Кочевник - Сергей Алексеевич Ковалев
Шрифт:
Интервал:
Закладка:
– Может, жива еще.
– Ну кровь же!
– И что? Кого-то она подстрелила, а ее забрали живой. Я так думаю.
– Ты не знаешь, кто тут обитает, но все равно собираешься соваться хрен знает куда. Крутой, да?
– Не, левый склон Памира круче, а мне нужно подтверждение ее смерти. Если Фань погибла, уедем. Но если свалим сразу, мысль о том, что она была еще жива, не даст потом спокойно спать.
– Нет, ты только глянь на него! Совестливый, сука, какой! – Лемке хлопнул себя по бедрам и скривился от боли. Про раненую ногу он от возмущения забыл.
– Меня родители воспитали человеком, а не бездушной тварью. И чувство благодарности у меня еще осталось, несмотря на то, что это уже не ценится нихрена. Ты вообще знаешь о такой стороне человеческой души, Лемке? Или в стенах допросного кабинета все свои положительные черты утопил в чужой крови?
– За что благодарность-то?
– Ну, будем считать, она спасла мне жизнь. Не дала подохнуть без воды и еды в Мойынкумах, куда меня отвезли люди Иргаша.
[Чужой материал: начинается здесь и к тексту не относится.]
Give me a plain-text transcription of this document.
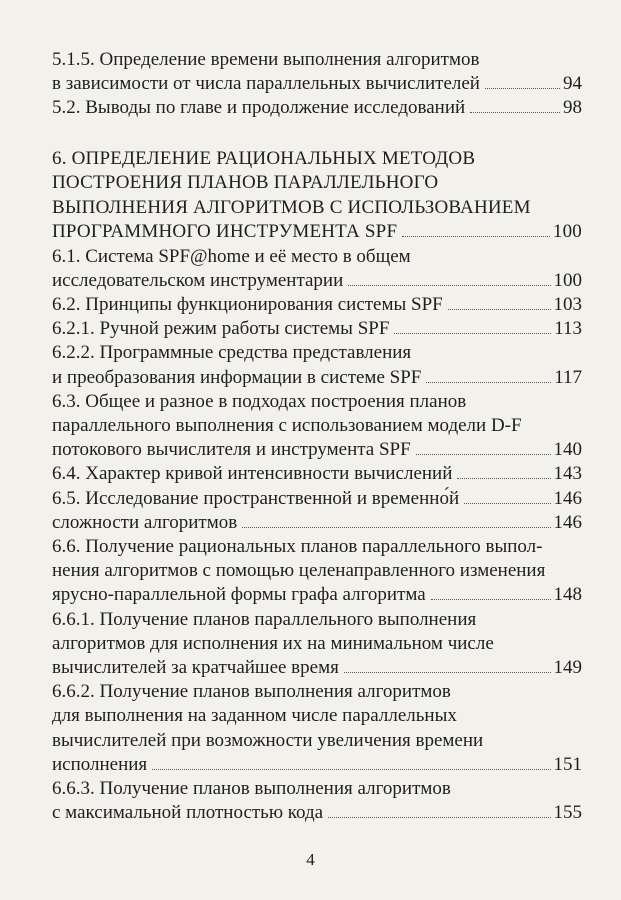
5.1.5. Определение времени выполнения алгоритмов
в зависимости от числа параллельных вычислителей	94
5.2. Выводы по главе и продолжение исследований	98
6. ОПРЕДЕЛЕНИЕ РАЦИОНАЛЬНЫХ МЕТОДОВ
ПОСТРОЕНИЯ ПЛАНОВ ПАРАЛЛЕЛЬНОГО
ВЫПОЛНЕНИЯ АЛГОРИТМОВ С ИСПОЛЬЗОВАНИЕМ
ПРОГРАММНОГО ИНСТРУМЕНТА SPF	100
6.1. Система SPF@home и её место в общем
исследовательском инструментарии	100
6.2. Принципы функционирования системы SPF	103
6.2.1. Ручной режим работы системы SPF	113
6.2.2. Программные средства представления
и преобразования информации в системе SPF	117
6.3. Общее и разное в подходах построения планов
параллельного выполнения с использованием модели D-F
потокового вычислителя и инструмента SPF	140
6.4. Характер кривой интенсивности вычислений	143
6.5. Исследование пространственной и временно́й	146
сложности алгоритмов	146
6.6. Получение рациональных планов параллельного выпол-
нения алгоритмов с помощью целенаправленного изменения
ярусно-параллельной формы графа алгоритма	148
6.6.1. Получение планов параллельного выполнения
алгоритмов для исполнения их на минимальном числе
вычислителей за кратчайшее время	149
6.6.2. Получение планов выполнения алгоритмов
для выполнения на заданном числе параллельных
вычислителей при возможности увеличения времени
исполнения	151
6.6.3. Получение планов выполнения алгоритмов
с максимальной плотностью кода	155
4
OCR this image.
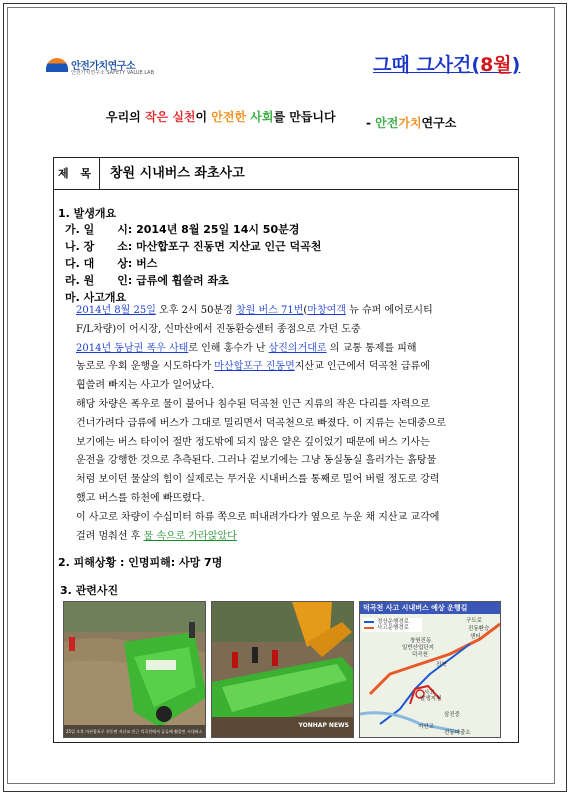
안전가치연구소
안전가치연구소 SAFETY VALUE LAB	그때 그사건(8월)
우리의 작은 실천이 안전한 사회를 만듭니다	- 안전가치연구소
제 목	창원 시내버스 좌초사고
1. 발생개요
가. 일      시: 2014년 8월 25일 14시 50분경
나. 장      소: 마산합포구 진동면 지산교 인근 덕곡천
다. 대      상: 버스
라. 원      인: 급류에 휩쓸려 좌초
마. 사고개요
2014년 8월 25일 오후 2시 50분경 창원 버스 71번(마창여객 뉴 슈퍼 에어로시티
F/L차량)이 어시장, 신마산에서 진동환승센터 종점으로 가던 도중
2014년 동남권 폭우 사태로 인해 홍수가 난 삼진의거대로 의 교통 통제를 피해
농로로 우회 운행을 시도하다가 마산합포구 진동면지산교 인근에서 덕곡천 급류에
휩쓸려 빠지는 사고가 일어났다.
해당 차량은 폭우로 물이 불어나 침수된 덕곡천 인근 지류의 작은 다리를 자력으로
건너가려다 급류에 버스가 그대로 밀리면서 덕곡천으로 빠졌다. 이 지류는 논대중으로
보기에는 버스 타이어 절반 정도밖에 되지 않은 얕은 깊이었기 때문에 버스 기사는
운전을 강행한 것으로 추측된다. 그러나 겉보기에는 그냥 동실동실 흘러가는 흙탕물
처럼 보이던 물살의 힘이 실제로는 무거운 시내버스를 통째로 밀어 버릴 정도로 강력
했고 버스를 하천에 빠뜨렸다.
이 사고로 차량이 수십미터 하류 쪽으로 떠내려가다가 옆으로 누운 채 지산교 교각에
걸려 멈춰선 후 물 속으로 가라앉았다
2. 피해상황 : 인명피해: 사망 7명
3. 관련사진
25일 오후 마산합포구 진동면 지산교 인근 덕곡천에서 급류에 휩쓸린 시내버스
YONHAP NEWS
덕곡천 사고 시내버스 예상 운행길
정상운행경로
사고운행경로
구도로
진동환승
센터
창원진동
덕곡천
일반산업단지
진북
사고
발생지점
지산교
삼진중
진동파출소
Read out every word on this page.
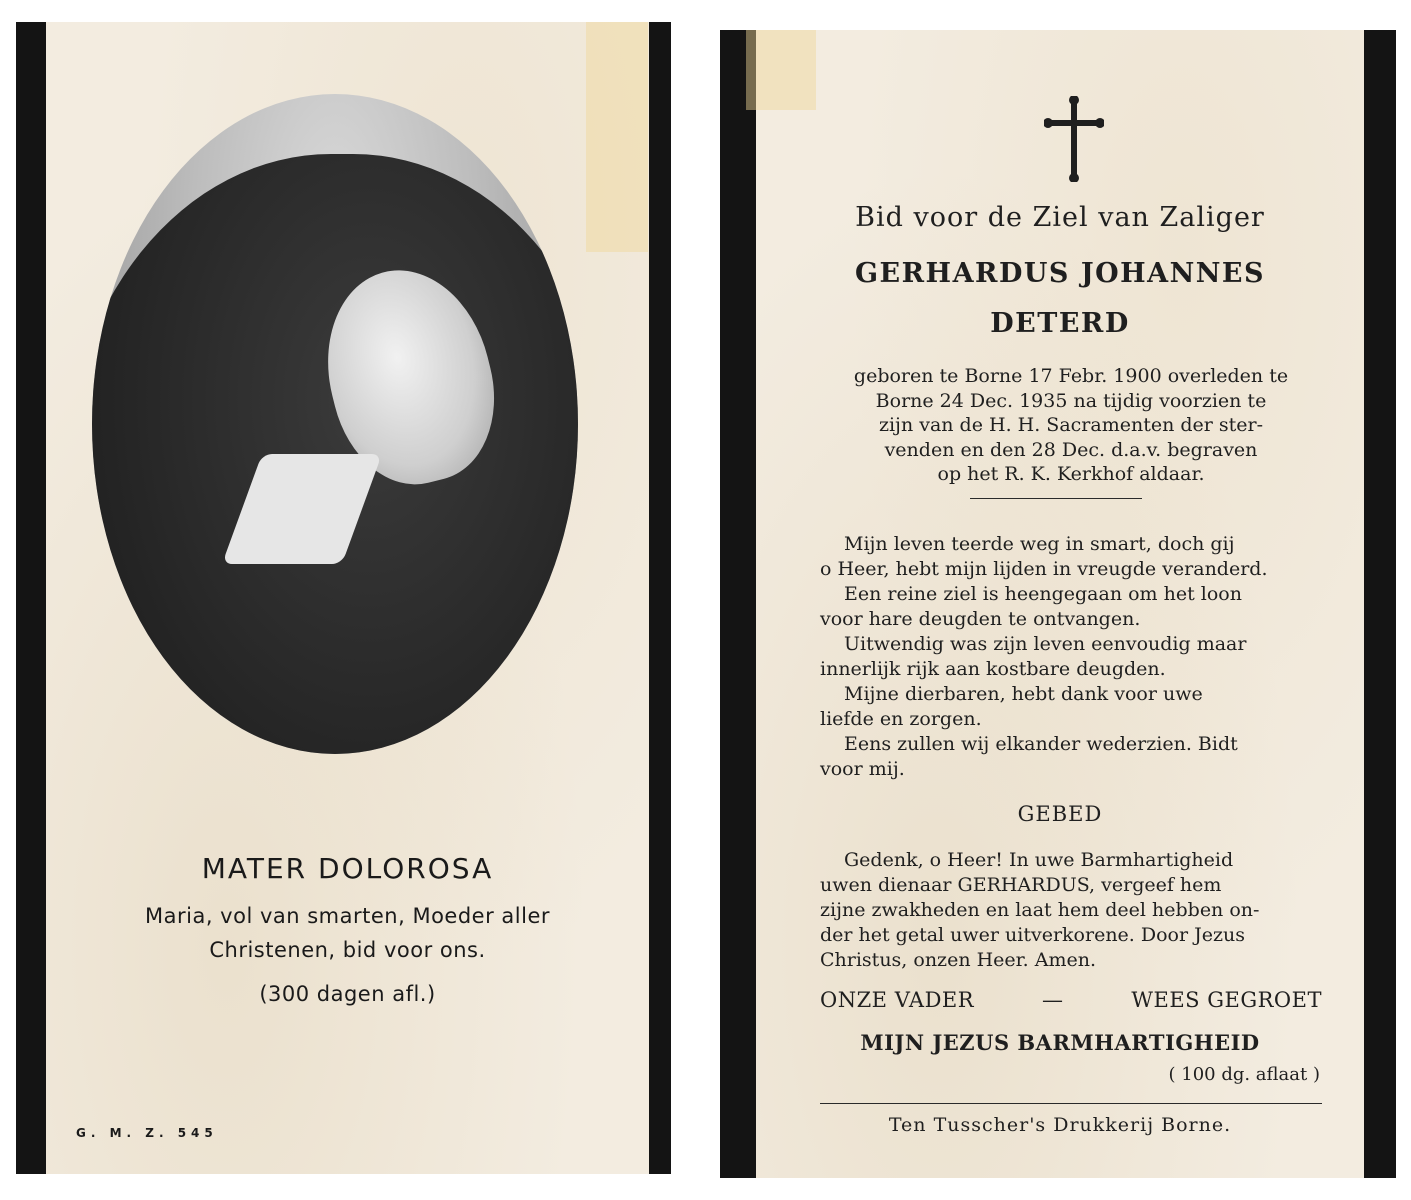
MATER DOLOROSA
Maria, vol van smarten, Moeder aller
Christenen, bid voor ons.
(300 dagen afl.)
G. M. Z. 545
Bid voor de Ziel van Zaliger
GERHARDUS JOHANNES
DETERD
geboren te Borne 17 Febr. 1900 overleden te
Borne 24 Dec. 1935 na tijdig voorzien te
zijn van de H. H. Sacramenten der ster-
venden en den 28 Dec. d.a.v. begraven
op het R. K. Kerkhof aldaar.
Mijn leven teerde weg in smart, doch gij
o Heer, hebt mijn lijden in vreugde veranderd.
Een reine ziel is heengegaan om het loon
voor hare deugden te ontvangen.
Uitwendig was zijn leven eenvoudig maar
innerlijk rijk aan kostbare deugden.
Mijne dierbaren, hebt dank voor uwe
liefde en zorgen.
Eens zullen wij elkander wederzien. Bidt
voor mij.
GEBED
Gedenk, o Heer! In uwe Barmhartigheid
uwen dienaar GERHARDUS, vergeef hem
zijne zwakheden en laat hem deel hebben on-
der het getal uwer uitverkorene. Door Jezus
Christus, onzen Heer. Amen.
ONZE VADER	—	WEES GEGROET
MIJN JEZUS BARMHARTIGHEID
( 100 dg. aflaat )
Ten Tusscher's Drukkerij Borne.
Убедительная мотивация?
– Недостаточно. Я б никуда не пошел.
– Потому что ты урод. Моральный. – Шал отхлебнул воды из фляги, закинул ее на сиденье и захлопнул дверь кабины.
– А может она подружка твоя? Ее прелести и в радости, и в горести жить помогают?
Шал замер и медленно повернул голову к Лемке.
– Она мне в дочери годится, дубина!
– Да ладно! Хрен ровесников не ищет. Сам знаешь, старый конь борозды не испортит. – Дознаватель заржал.
– Вернусь, чтоб не было тебя тут, – процедил Шал, – сам выбирайся.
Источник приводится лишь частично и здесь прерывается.